Recent advances in Artificial Intelligence (AI) enables computers to analyze big data and make real-time decisions. As a result, machine/deep learning techniques are increasingly used to detect threats in security applications such as anomaly detection and malware classification. AI-based security solutions must achieve high threat detection capability and robustness, because vulnerabilities exploited in such applications could lead to dire consequences. Additionally, interpretability of machine/deep learning models employed within security applications is highly desirable, because insights gained could help build better defenses to thwart future attacks. However, much work still needs to be done to improve the speed, accuracy, robustness, and explainability of AI-based security solutions. To this end, this dissertation focuses on three aspects of AI-based security solutions, namely real-time responsiveness, adversarial robustness and explainability.

First, this work introduces RAMP (Real-Time Aggregated Matrix Profile), a realtime anomaly detection model designed to detect misbehaviors in scientific workflows, which are computing paradigms widely used to facilitate scientific collaborations across multiple geographically distributed research sites. RAMP builds upon an existing time series data analysis technique called Matrix Profile to detect anomalous distances among sub-sequences of event streams collected from scientific workflows in an online manner.
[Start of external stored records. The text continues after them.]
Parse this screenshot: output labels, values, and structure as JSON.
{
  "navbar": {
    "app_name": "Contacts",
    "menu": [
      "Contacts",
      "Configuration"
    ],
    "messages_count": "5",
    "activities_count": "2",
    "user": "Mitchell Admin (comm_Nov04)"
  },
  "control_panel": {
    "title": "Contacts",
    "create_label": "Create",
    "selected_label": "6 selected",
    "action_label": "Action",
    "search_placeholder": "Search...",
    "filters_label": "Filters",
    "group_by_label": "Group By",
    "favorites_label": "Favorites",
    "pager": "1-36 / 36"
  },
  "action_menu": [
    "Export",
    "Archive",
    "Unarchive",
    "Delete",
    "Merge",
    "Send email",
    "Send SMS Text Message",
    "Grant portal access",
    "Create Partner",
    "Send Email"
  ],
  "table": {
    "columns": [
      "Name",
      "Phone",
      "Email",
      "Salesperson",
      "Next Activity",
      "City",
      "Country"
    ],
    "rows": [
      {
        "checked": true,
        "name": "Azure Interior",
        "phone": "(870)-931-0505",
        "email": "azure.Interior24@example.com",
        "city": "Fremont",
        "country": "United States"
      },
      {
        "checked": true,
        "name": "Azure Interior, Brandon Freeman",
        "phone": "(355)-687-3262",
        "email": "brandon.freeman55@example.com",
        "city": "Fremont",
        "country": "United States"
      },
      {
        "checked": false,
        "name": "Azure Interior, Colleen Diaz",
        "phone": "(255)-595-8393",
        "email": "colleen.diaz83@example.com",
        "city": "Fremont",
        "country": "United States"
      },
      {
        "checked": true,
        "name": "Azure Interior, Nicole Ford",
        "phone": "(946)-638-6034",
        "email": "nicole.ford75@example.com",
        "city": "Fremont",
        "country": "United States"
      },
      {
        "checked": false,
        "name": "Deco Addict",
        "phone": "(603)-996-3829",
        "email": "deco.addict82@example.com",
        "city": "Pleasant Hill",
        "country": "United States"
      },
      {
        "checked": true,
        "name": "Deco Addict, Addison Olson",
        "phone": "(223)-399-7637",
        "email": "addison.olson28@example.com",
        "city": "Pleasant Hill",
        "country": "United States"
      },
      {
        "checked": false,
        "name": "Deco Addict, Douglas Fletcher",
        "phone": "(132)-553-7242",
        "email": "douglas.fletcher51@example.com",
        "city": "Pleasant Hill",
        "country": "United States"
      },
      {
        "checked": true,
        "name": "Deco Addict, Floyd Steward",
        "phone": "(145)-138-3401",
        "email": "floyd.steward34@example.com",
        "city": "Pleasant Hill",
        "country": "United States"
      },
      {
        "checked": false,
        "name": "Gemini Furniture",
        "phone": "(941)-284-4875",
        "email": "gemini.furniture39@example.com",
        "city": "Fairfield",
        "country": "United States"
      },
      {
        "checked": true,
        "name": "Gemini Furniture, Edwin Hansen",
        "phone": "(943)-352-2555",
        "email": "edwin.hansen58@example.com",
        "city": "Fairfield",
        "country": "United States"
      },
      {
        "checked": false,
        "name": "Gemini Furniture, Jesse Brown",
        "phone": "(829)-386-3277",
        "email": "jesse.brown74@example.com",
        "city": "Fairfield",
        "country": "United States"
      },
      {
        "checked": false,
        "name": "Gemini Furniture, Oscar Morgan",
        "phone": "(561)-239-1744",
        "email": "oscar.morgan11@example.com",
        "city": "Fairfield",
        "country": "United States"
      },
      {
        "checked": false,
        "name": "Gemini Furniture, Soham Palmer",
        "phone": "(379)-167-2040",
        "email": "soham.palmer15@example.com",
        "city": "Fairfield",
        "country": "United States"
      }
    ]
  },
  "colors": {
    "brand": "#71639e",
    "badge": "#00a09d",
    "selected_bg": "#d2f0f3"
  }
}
Using an adaptive uncertainty function, the anomaly detection model is dynamically adjusted to prevent high false alarm rates. RAMP also incorporates user feedback on reported anomalies and modifies model parameters to improve anomaly detection accuracy.
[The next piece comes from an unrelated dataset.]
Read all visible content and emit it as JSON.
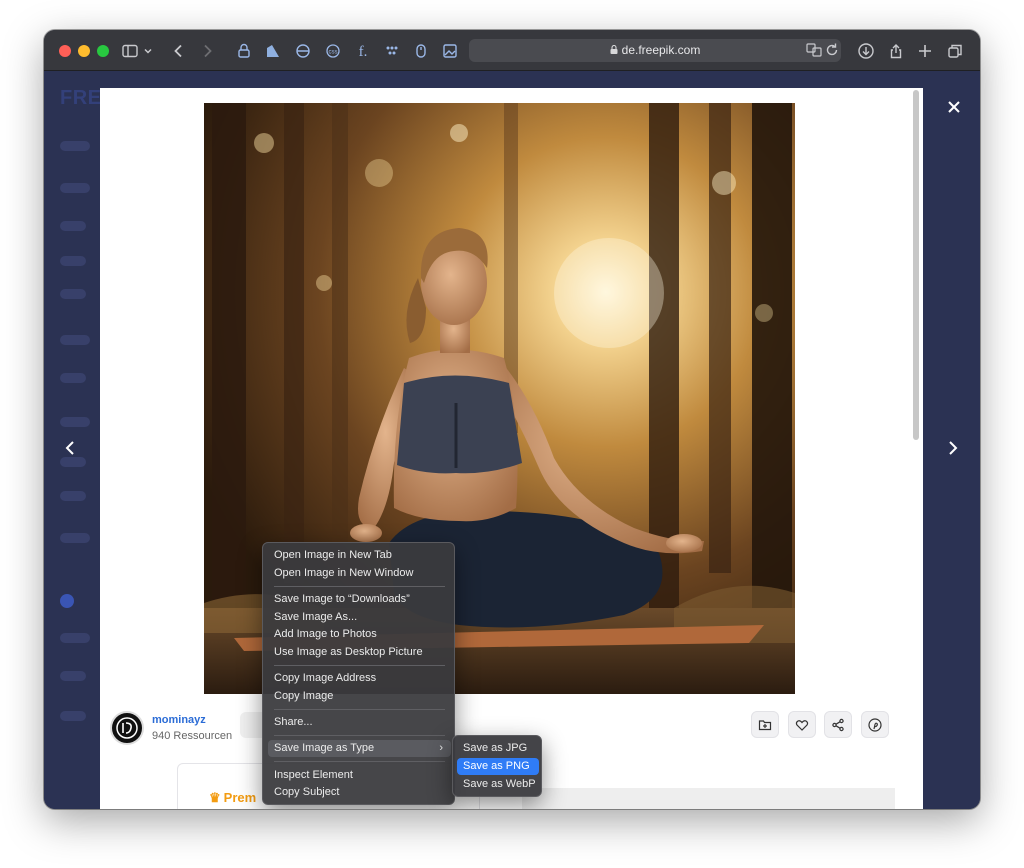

Next, this work proposes LAM (Log Anomaly Mask) to evaluate the robustness of deep-learning based anomaly detection from distributed system logs, which record states and events that occurred during the execution of a distributed system. LAM perturbs streaming logs with minimal modifications in an online fashion so that the attacks can evade anomaly detection by even the state-of-the-art deep learning models. To overcome the search space complexity challenge, LAM models the perturber as a reinforcement learning agent that operates in a partially observable environment to predict the best perturbation action.

Finally, this work introduces CFGExplainer, an interpretability solution that explains the malware classification results made by Graph Neural Networks (GNNs). GNNs that process malware as Control Flow Graphs (CFGs) have shown great promise for malware classification. However, these models are viewed as black-boxes, which makes it hard to validate and identify malicious patterns. CFGExplainer addresses this issue by identifying a subgraph of the malware CFG that contributes most towards the classification and providing insight into importance of the nodes (i.e., basic blocks) within it. We compared CFGExplainer against three explainers, namely GNNExplainer, SubgraphX and PGExplainer, and showed that CFGExplainer is able to identify top equisized subgraphs with higher classification accuracy than the other three models.